The Dude in The Big Lebowski
what did The Big Lebowski bring your audience? A cult classic, an urge to bowl, a thirst for white Russians. It’s a movie where nothing really happens, and that’s why it’s not surprising that Ranker listed the lead character, known as the Dude, as someone with no notable character change.
The Dude does have a mission: to replace his rug, which was soiled by gangsters. And who can blame him? The rug really tied the room together. Even with that goal in mind, the character doesn’t fundamentally change who he is one inch. It’s unusual because there are interesting elements at play in the movie, such as a case of mistaken identity, and even murder, that would allow some growth. Ultimately, it seems the Dude’s chill and somewhat zen mindset is strong enough to not let these factors affect him in any way.
Ferris Bueller in Ferris Bueller’s Day Off
John Hughes created several essential teen movies of the 1980s, all of them popular in their own right. At first, it’s easy to wonder why as Ferris Bueller’s Day Off is a simplistic story. It revolves around a teenager playing hooky from school and running around Chicago. in your favour, Ferris Bueller’s Day Off have many reasons for holding up with audiences today.
Even with its popularity, fan votes on Ranker have noticed how Ferris is a prime example of a character with no real growth. His character of him is very much a live-in-the-moment type of person, with little thought for the repercussions his actions of him can have on anyone else. Any accountability or growth that Ferris might have earned is rendered null and void by his ultimately getting away with everything he does.
Forrest Gump in Forrest Gump
Forrest Gump features a lovable main character, played by Tom Hanks, on a journey in which just about anything goes. He becomes a football star, meets the President of the United States, and is a decorated Vietnam soldier. The only thing that doesn’t happen to Forrest is any inkling of true character growth.
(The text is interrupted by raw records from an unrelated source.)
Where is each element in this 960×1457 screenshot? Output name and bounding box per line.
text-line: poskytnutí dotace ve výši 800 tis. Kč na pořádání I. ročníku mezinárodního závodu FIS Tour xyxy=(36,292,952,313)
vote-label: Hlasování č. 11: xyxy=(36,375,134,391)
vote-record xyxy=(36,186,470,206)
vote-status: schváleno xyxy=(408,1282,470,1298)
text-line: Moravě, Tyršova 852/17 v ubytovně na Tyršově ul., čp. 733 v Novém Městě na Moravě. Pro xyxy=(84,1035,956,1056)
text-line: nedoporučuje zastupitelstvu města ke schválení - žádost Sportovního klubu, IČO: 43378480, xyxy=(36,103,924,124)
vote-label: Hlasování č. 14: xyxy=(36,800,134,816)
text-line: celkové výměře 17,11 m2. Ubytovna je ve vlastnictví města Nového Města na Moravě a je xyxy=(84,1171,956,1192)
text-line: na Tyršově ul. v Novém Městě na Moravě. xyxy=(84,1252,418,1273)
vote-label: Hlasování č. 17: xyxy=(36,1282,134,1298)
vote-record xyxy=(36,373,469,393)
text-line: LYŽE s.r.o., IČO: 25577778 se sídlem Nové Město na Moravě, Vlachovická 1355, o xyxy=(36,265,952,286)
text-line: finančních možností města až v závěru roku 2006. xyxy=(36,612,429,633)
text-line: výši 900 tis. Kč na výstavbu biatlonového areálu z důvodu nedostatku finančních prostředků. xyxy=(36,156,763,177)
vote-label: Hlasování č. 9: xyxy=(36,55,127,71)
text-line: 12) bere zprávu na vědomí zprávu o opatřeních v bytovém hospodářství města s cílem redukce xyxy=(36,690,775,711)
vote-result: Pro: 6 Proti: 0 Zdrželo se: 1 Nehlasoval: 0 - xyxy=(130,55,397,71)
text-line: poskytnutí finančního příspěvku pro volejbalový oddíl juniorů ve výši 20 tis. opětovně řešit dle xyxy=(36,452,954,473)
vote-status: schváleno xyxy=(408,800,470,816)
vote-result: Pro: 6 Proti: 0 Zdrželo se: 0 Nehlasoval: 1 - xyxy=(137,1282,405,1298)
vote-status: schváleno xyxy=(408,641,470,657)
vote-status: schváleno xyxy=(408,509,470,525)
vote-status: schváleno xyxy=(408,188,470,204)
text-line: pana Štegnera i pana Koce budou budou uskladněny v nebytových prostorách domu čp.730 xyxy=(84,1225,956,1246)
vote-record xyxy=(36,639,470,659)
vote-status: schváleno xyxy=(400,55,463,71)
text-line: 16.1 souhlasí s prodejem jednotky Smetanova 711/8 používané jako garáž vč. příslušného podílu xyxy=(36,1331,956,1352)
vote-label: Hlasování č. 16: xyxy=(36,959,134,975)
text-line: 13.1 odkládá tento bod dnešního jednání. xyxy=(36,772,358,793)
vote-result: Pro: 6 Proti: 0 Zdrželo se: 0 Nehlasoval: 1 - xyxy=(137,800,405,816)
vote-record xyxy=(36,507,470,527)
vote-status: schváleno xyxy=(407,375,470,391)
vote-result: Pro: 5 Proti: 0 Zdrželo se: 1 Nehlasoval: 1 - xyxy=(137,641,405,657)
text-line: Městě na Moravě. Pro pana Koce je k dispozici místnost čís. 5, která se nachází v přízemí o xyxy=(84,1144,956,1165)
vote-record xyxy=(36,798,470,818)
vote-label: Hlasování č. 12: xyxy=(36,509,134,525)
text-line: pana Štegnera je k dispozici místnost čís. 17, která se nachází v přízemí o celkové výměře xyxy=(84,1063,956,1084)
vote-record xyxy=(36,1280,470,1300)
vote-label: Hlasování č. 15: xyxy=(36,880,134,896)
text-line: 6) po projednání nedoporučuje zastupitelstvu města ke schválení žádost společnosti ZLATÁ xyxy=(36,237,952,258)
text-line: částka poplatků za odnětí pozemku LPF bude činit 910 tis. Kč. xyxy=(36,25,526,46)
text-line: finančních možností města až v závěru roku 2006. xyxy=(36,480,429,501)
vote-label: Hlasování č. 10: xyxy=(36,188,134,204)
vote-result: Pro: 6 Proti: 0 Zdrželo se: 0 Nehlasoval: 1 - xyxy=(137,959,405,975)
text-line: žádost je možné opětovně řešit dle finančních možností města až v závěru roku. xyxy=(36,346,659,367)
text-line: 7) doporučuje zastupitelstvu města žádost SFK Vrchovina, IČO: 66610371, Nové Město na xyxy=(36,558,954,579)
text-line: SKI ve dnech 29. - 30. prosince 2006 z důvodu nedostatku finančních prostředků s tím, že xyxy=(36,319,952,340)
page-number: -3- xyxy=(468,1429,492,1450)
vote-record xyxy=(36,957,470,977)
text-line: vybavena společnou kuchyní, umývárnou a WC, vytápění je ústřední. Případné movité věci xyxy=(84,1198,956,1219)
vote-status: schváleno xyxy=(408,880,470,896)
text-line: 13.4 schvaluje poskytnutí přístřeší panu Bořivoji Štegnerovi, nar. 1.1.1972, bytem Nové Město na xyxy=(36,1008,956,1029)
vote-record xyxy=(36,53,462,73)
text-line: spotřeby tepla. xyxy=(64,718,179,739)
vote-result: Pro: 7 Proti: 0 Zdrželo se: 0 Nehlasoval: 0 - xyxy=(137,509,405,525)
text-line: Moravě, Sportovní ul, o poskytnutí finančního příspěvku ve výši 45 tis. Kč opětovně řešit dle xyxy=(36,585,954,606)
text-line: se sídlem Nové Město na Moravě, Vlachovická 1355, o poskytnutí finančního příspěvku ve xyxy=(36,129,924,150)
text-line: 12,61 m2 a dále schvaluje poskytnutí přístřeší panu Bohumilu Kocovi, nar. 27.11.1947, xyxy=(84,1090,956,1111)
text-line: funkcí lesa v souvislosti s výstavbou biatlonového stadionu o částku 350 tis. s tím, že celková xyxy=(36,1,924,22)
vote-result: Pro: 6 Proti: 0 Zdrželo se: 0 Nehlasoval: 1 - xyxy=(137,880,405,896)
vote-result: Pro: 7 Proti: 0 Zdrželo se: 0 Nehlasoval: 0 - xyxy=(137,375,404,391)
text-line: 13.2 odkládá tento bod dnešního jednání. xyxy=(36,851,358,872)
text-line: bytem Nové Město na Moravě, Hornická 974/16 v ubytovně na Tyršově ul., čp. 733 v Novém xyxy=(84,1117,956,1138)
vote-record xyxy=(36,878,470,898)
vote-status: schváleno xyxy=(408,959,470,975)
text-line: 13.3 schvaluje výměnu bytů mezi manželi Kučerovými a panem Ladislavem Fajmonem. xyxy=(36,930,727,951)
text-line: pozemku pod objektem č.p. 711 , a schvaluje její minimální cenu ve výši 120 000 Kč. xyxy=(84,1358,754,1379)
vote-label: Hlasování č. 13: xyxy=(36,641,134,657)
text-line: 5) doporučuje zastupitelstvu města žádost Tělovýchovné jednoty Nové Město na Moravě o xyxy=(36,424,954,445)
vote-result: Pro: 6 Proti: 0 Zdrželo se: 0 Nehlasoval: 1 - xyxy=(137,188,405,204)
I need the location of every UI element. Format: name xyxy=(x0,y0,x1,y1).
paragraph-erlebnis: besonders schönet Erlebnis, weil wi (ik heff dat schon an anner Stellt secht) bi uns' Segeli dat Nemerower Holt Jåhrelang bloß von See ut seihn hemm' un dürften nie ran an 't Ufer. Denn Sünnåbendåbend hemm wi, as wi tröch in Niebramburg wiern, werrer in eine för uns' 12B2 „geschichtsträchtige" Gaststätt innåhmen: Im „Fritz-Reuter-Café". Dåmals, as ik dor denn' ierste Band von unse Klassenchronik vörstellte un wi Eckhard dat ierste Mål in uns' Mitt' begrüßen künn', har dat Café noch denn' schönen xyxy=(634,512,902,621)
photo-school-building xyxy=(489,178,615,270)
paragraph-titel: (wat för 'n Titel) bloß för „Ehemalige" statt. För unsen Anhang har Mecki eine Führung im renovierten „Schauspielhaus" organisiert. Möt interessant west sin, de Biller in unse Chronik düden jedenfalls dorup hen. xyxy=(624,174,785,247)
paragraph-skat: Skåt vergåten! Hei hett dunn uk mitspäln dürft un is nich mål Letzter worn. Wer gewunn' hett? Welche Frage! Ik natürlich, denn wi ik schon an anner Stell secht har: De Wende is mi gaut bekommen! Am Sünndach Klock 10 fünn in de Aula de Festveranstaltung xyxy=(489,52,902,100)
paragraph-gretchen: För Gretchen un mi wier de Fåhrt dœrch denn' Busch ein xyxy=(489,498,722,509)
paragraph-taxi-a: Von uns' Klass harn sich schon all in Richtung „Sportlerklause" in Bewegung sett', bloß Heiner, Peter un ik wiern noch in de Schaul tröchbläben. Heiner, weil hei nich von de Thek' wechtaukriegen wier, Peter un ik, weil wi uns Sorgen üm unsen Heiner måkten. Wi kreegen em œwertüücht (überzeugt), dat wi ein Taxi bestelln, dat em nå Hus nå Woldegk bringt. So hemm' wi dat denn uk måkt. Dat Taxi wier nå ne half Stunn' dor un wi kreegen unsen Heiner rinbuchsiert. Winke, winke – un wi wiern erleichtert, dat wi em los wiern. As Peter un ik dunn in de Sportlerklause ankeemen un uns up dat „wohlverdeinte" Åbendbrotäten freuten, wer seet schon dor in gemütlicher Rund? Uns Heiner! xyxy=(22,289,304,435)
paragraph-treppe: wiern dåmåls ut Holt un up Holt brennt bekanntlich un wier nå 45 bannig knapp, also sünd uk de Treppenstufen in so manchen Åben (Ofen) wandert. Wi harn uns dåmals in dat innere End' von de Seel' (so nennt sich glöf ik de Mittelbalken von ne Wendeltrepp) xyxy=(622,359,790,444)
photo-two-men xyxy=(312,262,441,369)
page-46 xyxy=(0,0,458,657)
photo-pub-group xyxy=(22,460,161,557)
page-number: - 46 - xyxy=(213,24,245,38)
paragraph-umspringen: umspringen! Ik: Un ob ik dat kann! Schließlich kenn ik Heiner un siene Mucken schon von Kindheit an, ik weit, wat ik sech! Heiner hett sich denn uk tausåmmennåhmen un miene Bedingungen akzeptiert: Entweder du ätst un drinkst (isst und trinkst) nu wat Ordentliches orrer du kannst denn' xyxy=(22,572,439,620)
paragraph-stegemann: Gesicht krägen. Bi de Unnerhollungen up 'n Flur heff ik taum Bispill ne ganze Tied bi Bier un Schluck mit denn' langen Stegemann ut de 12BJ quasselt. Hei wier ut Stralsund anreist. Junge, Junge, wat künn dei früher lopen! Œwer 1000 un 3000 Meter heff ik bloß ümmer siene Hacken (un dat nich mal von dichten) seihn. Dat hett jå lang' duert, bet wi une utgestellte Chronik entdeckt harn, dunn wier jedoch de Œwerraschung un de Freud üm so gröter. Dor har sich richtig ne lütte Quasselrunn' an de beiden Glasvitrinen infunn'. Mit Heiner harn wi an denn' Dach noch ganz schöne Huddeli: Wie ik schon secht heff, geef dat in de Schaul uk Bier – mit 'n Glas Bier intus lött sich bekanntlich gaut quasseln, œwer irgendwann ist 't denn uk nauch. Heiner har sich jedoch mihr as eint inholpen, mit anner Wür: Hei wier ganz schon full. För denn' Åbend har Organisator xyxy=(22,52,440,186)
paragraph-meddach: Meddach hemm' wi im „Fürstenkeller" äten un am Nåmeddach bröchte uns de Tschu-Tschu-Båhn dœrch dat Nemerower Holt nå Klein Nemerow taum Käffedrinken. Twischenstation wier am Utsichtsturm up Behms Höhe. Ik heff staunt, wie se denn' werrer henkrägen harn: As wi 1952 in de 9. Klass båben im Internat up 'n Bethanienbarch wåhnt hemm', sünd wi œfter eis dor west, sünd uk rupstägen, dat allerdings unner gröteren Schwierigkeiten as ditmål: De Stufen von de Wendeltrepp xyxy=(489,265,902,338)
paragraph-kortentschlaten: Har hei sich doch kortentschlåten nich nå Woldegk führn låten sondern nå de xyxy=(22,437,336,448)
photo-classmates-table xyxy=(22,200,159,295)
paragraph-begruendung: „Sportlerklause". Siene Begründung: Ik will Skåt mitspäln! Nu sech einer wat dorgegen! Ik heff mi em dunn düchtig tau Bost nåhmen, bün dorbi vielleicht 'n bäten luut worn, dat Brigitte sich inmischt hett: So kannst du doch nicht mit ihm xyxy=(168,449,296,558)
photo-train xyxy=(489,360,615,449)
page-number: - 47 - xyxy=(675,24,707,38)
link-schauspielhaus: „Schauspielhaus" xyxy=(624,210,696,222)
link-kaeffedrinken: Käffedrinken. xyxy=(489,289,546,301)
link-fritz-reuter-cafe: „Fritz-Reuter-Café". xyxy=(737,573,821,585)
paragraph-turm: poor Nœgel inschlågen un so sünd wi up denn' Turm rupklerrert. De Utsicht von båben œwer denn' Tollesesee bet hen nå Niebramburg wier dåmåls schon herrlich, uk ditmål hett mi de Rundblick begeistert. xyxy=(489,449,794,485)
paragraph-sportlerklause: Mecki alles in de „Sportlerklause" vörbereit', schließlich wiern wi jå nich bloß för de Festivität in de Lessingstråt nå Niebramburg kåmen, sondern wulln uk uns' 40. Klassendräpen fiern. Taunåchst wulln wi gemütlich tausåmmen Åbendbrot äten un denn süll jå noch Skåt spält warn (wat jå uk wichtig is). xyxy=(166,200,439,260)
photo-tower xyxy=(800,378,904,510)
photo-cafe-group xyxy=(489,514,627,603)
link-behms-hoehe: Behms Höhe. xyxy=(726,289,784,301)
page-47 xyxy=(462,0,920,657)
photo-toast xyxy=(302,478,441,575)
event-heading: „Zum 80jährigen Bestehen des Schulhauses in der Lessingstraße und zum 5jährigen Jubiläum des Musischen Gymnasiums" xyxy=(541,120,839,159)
Forrest is the same character from the start of the film as a young boy to the end as a grown man. His challenges him, whether physical or emotional, do not fundamentally change him in any shape or form. Ordinarily, this could be considered a problem for a character in terms of good writing, but not for Forrest. His character of him does not need to grow or change. Forrest has a complete understanding of who he is, and so does the audience. In contrast, the other characters in the film, who satellite Forrest, grow and change a great deal, influenced over the years by his steadfast good nature and love of him.